The college admissions scandal proved in an extreme way that for some families, money is not an issue when it comes to choosing a college. (Money did prove to be a different kind of issue, as charges included paying to have SAT results adjusted in a student’s favor.) The reality is, though, that most students are going into debt to earn their college degree, and that affects their lives for years after they earn that degree.
Economic status and borrowing are also considerations when schools look at retention, but colleges and universities are working with data to help students manage their debt after graduation. Responding to surveys that asked recent graduates what worked for them, many schools are boosting up career opportunities while students are still in school, as well as mentorship programs that can help guide students towards career opportunities where they will find success.
Data also shows an increasing number of students who don’t think higher education is worth the debt they are likely to take on. Many colleges and universities are changing the way they offer classes or accept students, offering opportunities for credits that can be applied in different ways to help students earn their degrees.
Students have the opportunity to dig into some data themselves. Last week the Department of Education released more detailed information about debt, with the average amount of debt incurred by graduates according to major. This is a more specific look at possible shortcomings in a college or university. The current system punishes an entire school if too many students from that school can’t repay their loans. A shift to examining an inability to repay by graduates of programs within the school could cause administrators to react differently knowing where there might be a problem. At the very least, for students, the information can give them a better idea of what kind of salary they might expect to earn by pursuing a certain major at a certain school.

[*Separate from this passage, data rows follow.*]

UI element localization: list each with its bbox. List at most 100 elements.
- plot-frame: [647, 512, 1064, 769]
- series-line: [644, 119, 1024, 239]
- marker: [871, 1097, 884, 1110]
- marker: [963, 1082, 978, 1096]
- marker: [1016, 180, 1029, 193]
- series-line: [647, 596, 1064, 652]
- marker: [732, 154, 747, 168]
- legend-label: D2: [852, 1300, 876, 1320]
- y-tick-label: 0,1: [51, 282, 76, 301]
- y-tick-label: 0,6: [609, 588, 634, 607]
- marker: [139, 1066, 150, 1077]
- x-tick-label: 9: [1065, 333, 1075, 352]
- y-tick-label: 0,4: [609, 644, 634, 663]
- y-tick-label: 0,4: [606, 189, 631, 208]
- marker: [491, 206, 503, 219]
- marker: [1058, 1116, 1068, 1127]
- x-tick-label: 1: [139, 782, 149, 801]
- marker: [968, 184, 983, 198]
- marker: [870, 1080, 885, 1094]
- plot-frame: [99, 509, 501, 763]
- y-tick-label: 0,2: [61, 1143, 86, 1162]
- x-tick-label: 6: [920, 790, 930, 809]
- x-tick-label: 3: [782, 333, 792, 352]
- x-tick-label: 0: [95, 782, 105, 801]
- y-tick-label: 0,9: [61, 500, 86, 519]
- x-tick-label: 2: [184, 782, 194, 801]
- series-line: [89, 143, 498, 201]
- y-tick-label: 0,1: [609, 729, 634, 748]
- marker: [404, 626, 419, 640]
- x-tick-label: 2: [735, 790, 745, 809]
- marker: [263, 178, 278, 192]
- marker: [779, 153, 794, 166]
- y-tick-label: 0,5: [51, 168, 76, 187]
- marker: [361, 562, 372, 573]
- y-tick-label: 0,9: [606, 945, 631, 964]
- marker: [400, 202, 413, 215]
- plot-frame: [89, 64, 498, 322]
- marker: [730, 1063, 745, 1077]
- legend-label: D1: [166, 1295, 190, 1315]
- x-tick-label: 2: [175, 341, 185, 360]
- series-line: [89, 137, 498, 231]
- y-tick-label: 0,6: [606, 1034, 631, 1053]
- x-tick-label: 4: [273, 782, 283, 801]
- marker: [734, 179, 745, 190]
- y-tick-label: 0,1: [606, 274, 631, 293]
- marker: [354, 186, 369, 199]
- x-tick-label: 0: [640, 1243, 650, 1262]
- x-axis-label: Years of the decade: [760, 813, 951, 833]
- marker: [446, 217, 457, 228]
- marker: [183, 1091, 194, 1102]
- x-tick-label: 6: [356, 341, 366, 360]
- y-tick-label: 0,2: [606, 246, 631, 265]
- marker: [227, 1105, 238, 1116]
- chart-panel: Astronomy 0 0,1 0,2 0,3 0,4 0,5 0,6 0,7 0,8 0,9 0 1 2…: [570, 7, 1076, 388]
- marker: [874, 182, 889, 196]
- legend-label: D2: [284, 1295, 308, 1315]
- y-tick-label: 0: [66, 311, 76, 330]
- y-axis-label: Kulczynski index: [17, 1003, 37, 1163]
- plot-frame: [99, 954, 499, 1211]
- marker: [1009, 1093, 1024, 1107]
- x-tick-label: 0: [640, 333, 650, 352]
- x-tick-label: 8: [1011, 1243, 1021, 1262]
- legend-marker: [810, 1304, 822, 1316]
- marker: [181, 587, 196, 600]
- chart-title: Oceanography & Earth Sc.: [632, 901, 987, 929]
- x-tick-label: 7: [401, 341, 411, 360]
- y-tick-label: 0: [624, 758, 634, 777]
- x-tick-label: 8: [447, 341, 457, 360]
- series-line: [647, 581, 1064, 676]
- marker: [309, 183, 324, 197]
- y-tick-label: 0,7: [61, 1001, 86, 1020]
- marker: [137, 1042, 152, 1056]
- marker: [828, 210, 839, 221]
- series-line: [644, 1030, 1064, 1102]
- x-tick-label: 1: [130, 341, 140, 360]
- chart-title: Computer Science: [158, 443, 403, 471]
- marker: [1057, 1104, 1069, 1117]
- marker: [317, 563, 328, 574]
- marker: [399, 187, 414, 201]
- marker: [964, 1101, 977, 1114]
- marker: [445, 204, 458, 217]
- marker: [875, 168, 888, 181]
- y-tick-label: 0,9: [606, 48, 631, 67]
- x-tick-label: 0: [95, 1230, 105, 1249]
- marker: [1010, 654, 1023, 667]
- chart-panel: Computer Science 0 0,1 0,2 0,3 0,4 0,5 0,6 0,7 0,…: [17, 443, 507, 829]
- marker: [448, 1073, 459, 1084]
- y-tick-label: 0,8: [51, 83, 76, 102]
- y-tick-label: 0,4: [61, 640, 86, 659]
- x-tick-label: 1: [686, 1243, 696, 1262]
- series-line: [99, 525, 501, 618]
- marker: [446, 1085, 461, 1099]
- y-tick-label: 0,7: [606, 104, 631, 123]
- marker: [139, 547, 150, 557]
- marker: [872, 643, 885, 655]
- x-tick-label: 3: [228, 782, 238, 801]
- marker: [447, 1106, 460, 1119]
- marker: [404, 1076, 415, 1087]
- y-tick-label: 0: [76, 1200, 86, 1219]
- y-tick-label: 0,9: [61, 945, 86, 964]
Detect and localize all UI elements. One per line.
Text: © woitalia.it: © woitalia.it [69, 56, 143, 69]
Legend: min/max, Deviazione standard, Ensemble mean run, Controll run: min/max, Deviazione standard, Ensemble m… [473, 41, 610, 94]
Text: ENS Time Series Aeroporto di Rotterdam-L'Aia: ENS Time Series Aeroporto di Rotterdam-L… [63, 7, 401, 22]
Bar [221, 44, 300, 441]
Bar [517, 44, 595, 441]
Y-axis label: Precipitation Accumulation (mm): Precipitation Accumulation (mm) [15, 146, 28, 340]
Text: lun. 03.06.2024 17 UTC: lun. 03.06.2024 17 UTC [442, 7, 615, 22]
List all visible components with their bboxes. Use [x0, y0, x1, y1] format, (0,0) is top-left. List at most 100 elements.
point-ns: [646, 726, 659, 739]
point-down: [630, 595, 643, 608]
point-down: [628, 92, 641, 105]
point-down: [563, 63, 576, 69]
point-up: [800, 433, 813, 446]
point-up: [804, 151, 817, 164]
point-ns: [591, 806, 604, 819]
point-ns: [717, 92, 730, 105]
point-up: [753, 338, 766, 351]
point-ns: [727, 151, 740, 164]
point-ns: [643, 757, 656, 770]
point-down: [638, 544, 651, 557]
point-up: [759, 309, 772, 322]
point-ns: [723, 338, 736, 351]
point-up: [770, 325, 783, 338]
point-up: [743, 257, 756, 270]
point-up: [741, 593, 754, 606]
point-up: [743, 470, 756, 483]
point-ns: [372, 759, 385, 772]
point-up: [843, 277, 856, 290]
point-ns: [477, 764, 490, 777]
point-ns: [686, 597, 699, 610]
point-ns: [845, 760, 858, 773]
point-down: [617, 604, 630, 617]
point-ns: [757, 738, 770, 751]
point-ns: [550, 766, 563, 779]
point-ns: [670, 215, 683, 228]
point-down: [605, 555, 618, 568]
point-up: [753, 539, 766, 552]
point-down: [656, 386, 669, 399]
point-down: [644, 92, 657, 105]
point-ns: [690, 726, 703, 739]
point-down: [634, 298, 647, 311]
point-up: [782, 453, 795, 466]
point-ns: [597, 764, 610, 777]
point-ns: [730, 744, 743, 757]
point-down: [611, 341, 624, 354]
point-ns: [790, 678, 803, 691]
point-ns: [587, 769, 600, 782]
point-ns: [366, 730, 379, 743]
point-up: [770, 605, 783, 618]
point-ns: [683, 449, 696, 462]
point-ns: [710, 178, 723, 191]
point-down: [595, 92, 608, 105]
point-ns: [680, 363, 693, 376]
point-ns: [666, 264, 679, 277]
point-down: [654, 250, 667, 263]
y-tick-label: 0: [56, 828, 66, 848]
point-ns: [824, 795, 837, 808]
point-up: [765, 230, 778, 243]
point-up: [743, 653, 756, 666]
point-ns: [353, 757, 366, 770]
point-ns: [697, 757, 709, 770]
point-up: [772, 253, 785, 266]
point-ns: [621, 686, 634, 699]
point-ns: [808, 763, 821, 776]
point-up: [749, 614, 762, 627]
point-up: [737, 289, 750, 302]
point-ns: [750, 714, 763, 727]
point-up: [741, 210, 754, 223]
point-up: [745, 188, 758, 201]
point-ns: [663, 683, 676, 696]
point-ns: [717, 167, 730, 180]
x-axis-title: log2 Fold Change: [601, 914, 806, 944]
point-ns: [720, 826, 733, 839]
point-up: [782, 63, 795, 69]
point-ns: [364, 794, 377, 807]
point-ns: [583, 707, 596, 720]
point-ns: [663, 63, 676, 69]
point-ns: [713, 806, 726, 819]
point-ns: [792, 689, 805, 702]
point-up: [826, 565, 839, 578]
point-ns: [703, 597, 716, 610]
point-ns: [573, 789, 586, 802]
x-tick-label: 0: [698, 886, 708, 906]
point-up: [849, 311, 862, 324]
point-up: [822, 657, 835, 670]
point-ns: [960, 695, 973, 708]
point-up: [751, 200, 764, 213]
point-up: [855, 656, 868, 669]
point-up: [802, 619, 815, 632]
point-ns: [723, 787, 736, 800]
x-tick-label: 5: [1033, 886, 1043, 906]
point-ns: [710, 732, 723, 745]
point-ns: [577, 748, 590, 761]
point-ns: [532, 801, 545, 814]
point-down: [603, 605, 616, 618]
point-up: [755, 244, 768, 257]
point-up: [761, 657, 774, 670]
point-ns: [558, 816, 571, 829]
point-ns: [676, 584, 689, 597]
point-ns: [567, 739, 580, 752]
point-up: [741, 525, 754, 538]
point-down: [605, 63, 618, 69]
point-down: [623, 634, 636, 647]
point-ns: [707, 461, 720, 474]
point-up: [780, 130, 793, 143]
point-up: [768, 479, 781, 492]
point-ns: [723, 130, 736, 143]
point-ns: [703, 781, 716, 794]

Morehouse College is trying to nail down the exact number of how much debt is being relieved by Robert F. Smith’s announcement. It’s also unclear at this point which debt qualifies for repayment – whether it’s just federal lending or other loans families or students might have taken out.
One thing that is clear, though, for current students, prospective students, or higher education institutions working to help those students manage their finances: It’s a much safer bet to look at the data already being collected rather than wait to hear what a billionaire has to say in a commencement speech.